Thursday, October 26, 2006

The Venice Project

Coming soon to a computer monitor in front of you! TV unleashed by the guys that brought us KaZaA and Skype.

Janus Friis:

"What are we trying to do with Venice?

It’s simple, really — we are trying to bring together the best of TV with the best of the Internet. We think TV is one of the most powerful, engaging mass medias of all time. People love TV, but they also hate TV. They love the (sometimes…) amazing storytelling, the richness, the quality itself. But they hate the linearness, the lack of choice, the lack of basic things like being able to search. And wholly missing is everything that we are now accustomed to from the Internet: tagging, recommendations, choice, and so on… TV is 507 channels and nothing on and we want to help change that!"

Bruno Giussani:

"So, to summarize:

  • streaming peer-to-peer television (near-TV quality)
  • free to the user (just download the client software)
  • ad-supported (with ad targeting)
  • deals with content providers (revenue-share)
  • time-shifted
  • searchable
  • with "social TV" features (tagging, recommendations, etc)"
Om Malik: Interview responses from Janus Friis

"Like Skype, The Venice Project is simple - you download and you get free television. There is nothing complicated and simple. Our software is already in beta, and we are doing some bug squashing right now. You can sign-up and we are inviting more people to our beta program. It is near television quality, and it needs about one megabit per second.
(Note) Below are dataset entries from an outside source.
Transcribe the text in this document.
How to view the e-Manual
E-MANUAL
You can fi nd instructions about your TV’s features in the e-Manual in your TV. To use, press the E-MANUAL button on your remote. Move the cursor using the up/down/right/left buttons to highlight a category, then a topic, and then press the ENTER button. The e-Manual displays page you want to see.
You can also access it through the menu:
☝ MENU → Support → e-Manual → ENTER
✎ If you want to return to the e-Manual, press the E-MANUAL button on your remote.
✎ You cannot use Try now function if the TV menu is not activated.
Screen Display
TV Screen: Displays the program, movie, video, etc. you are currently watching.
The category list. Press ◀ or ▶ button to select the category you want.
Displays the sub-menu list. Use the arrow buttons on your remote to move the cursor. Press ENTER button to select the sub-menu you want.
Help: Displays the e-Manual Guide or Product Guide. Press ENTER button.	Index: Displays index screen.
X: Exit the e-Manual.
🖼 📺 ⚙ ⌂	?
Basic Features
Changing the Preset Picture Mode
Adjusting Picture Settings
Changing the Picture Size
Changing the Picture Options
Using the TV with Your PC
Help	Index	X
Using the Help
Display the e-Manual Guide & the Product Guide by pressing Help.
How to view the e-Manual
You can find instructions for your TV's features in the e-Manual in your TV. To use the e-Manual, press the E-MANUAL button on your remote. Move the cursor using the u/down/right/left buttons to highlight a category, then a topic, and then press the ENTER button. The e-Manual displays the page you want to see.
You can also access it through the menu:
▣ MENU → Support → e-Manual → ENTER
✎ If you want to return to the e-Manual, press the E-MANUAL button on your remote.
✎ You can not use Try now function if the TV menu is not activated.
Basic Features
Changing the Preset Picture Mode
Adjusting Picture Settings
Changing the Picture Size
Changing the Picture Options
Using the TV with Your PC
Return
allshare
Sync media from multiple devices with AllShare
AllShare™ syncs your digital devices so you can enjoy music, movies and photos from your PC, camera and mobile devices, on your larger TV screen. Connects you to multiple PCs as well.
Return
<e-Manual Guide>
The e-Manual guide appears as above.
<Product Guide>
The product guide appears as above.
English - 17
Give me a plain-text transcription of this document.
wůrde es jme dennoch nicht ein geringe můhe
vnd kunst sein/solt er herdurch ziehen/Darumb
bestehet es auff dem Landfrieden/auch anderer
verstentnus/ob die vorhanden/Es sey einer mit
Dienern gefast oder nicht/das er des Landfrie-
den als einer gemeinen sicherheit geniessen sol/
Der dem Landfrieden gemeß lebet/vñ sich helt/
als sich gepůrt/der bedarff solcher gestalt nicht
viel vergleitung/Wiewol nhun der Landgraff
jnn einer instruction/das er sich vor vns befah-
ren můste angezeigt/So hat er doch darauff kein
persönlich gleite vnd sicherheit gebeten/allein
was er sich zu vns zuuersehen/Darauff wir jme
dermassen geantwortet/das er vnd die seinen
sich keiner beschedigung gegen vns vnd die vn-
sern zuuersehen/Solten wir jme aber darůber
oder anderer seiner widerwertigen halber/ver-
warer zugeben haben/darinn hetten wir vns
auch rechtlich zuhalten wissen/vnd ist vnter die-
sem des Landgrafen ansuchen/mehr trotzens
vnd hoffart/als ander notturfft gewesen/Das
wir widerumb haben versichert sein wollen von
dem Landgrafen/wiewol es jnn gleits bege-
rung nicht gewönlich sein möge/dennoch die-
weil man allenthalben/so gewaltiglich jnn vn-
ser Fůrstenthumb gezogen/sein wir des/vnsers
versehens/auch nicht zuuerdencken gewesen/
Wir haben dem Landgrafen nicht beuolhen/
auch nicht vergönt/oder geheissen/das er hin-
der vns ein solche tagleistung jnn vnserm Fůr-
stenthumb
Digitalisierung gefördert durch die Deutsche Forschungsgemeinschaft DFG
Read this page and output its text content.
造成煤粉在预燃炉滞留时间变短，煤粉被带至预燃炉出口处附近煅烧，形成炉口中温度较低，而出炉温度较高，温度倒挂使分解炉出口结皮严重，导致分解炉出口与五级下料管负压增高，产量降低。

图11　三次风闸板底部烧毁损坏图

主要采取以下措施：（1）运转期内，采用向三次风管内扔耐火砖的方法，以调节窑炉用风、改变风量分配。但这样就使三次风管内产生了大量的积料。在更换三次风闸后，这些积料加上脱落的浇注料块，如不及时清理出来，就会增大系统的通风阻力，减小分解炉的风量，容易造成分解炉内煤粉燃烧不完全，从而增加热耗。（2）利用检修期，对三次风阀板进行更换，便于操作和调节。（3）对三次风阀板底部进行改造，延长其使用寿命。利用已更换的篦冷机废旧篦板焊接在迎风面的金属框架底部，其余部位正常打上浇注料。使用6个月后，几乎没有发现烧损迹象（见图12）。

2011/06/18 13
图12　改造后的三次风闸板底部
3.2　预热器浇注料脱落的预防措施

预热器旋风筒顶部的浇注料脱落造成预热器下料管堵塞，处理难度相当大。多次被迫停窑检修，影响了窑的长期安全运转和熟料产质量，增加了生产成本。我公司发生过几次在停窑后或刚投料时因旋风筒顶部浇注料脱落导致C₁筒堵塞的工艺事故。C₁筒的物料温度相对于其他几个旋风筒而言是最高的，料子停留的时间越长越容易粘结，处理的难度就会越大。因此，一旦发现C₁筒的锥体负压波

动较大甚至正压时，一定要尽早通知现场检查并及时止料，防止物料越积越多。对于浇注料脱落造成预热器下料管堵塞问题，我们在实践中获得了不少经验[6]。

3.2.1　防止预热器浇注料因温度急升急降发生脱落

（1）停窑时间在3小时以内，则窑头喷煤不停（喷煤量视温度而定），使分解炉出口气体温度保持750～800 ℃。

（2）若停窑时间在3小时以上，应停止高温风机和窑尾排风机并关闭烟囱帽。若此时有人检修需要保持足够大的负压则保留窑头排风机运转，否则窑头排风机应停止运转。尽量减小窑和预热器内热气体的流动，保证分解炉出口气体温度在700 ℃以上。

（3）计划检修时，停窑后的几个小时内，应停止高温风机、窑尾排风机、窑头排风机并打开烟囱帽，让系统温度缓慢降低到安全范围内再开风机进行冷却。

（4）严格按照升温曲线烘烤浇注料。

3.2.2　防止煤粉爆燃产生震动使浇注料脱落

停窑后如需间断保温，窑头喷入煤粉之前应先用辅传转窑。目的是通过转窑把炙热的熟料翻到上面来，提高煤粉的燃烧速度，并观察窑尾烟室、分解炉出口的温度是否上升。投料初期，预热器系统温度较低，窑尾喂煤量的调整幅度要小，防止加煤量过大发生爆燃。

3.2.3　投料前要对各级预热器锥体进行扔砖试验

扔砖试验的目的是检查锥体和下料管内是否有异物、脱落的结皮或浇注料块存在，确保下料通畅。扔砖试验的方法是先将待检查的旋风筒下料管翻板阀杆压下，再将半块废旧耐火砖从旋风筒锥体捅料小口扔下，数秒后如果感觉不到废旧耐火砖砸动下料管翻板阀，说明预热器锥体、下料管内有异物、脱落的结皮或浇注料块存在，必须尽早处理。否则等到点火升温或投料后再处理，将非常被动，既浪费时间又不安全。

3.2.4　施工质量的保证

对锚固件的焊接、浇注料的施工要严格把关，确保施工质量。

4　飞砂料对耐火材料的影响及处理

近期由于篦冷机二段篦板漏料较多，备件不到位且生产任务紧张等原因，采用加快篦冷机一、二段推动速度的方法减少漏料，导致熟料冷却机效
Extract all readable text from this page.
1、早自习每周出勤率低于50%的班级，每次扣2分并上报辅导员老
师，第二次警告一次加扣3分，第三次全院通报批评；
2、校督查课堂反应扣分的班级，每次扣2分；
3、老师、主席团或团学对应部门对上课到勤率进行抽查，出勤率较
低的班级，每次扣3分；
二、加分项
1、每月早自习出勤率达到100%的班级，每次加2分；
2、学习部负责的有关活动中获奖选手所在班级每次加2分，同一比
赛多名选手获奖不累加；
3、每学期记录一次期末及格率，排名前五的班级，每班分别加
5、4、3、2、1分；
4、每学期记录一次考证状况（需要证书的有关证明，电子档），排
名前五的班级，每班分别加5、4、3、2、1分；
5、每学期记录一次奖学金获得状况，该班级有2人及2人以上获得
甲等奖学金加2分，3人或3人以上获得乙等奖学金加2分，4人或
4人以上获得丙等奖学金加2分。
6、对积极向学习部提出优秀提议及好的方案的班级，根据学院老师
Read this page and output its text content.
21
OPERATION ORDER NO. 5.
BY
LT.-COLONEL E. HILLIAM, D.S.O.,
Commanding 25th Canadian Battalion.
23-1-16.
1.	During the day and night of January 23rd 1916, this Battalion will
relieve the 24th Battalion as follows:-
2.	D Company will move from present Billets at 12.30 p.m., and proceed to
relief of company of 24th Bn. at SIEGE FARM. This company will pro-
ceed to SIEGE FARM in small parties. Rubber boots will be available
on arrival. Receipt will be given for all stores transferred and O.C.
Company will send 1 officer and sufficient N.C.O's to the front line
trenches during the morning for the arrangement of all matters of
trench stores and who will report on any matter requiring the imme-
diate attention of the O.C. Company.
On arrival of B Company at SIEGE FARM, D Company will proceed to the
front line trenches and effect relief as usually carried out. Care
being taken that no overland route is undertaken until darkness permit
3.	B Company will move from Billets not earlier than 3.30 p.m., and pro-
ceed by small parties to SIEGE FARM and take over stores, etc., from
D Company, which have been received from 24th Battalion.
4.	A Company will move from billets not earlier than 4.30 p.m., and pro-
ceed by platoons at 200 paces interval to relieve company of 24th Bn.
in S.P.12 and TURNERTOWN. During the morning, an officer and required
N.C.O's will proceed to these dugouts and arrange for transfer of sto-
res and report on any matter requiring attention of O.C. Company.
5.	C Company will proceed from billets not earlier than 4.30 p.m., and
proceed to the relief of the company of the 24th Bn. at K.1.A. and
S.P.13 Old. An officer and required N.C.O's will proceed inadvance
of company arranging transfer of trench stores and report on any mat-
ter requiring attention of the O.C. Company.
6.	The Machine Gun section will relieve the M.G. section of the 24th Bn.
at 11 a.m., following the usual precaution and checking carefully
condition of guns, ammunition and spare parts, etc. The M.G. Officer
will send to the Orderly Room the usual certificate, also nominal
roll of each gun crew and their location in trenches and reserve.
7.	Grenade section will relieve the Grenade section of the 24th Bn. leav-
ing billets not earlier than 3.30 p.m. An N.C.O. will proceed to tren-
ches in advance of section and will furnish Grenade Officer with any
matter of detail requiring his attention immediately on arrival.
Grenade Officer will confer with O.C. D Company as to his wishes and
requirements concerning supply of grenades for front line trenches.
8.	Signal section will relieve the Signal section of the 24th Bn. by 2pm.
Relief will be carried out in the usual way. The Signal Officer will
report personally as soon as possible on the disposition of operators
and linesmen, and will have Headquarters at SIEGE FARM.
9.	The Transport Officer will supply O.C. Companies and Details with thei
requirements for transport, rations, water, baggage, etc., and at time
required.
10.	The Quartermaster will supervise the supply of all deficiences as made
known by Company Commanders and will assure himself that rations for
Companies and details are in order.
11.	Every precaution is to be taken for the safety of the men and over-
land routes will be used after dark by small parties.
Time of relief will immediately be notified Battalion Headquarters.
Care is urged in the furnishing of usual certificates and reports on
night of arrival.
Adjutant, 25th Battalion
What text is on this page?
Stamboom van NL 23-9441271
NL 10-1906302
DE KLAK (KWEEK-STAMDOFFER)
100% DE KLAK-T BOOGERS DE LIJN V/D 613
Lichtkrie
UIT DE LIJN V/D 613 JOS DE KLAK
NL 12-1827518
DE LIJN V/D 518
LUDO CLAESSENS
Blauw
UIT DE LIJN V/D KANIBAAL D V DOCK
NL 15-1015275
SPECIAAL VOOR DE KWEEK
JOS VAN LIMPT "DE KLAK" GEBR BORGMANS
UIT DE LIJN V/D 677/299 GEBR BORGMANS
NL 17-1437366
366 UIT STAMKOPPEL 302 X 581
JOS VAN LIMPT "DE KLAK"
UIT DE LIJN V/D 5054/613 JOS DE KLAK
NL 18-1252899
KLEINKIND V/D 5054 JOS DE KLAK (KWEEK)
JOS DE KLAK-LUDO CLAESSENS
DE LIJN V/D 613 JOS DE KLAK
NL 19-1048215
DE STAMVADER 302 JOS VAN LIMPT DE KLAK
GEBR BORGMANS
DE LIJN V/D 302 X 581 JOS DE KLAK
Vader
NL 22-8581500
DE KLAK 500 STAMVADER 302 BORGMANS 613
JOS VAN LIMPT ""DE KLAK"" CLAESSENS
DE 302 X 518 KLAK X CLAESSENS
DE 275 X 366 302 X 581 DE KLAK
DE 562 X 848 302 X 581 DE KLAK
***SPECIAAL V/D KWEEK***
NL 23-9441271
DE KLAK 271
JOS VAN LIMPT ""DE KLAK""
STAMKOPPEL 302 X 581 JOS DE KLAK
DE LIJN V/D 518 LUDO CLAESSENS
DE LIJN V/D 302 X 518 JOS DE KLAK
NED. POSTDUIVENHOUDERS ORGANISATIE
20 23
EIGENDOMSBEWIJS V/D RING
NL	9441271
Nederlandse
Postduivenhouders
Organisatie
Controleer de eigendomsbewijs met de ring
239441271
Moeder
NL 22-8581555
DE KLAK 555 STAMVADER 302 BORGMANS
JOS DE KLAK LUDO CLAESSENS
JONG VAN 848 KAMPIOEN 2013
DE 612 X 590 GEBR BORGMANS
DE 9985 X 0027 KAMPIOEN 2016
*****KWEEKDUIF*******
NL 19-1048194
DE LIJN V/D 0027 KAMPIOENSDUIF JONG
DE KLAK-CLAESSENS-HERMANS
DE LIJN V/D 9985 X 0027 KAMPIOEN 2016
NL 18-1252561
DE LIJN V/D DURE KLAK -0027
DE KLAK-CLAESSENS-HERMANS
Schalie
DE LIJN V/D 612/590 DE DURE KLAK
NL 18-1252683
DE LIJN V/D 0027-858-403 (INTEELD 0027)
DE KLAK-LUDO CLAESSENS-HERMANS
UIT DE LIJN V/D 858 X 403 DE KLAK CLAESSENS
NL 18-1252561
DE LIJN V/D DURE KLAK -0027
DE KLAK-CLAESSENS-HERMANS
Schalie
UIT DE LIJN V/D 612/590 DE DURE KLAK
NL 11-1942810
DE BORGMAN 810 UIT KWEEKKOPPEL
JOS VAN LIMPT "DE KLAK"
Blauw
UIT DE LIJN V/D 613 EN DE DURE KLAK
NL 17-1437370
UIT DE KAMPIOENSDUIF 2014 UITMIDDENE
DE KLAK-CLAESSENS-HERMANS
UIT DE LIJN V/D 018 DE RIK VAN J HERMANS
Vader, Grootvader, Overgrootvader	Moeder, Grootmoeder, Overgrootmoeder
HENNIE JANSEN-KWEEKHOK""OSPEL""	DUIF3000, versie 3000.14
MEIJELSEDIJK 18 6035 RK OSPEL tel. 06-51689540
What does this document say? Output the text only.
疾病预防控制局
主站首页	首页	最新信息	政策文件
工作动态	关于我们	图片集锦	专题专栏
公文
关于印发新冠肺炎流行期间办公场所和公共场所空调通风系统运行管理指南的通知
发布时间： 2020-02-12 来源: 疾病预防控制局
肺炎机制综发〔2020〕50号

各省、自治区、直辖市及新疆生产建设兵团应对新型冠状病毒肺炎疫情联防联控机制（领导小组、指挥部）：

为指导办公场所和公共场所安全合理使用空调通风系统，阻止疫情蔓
We are building an ad-based system, and it is close to the television model. We will do revenue share with the content providers. With our system, people can be targeted with the right kind of ads. We are respecting the copyrights. We will reveal more details about the technology soon."


"The time is right for this. Consumer demand is there and the networks seem ready to take the step. Apple has secured rights to over 220 television shows and sells them on iTunes. YouTube’s market valuation has been set at $1.65 billion by Google, showing the value of simple show clips on the web. And the networks have shown that they are open to trying new distribution options through the Internet. If Niklas and Janus have been successful in securing rights to network shows, we’re about to be introduced to something which is very likely to result in me canceling my cable television subscription once and for all."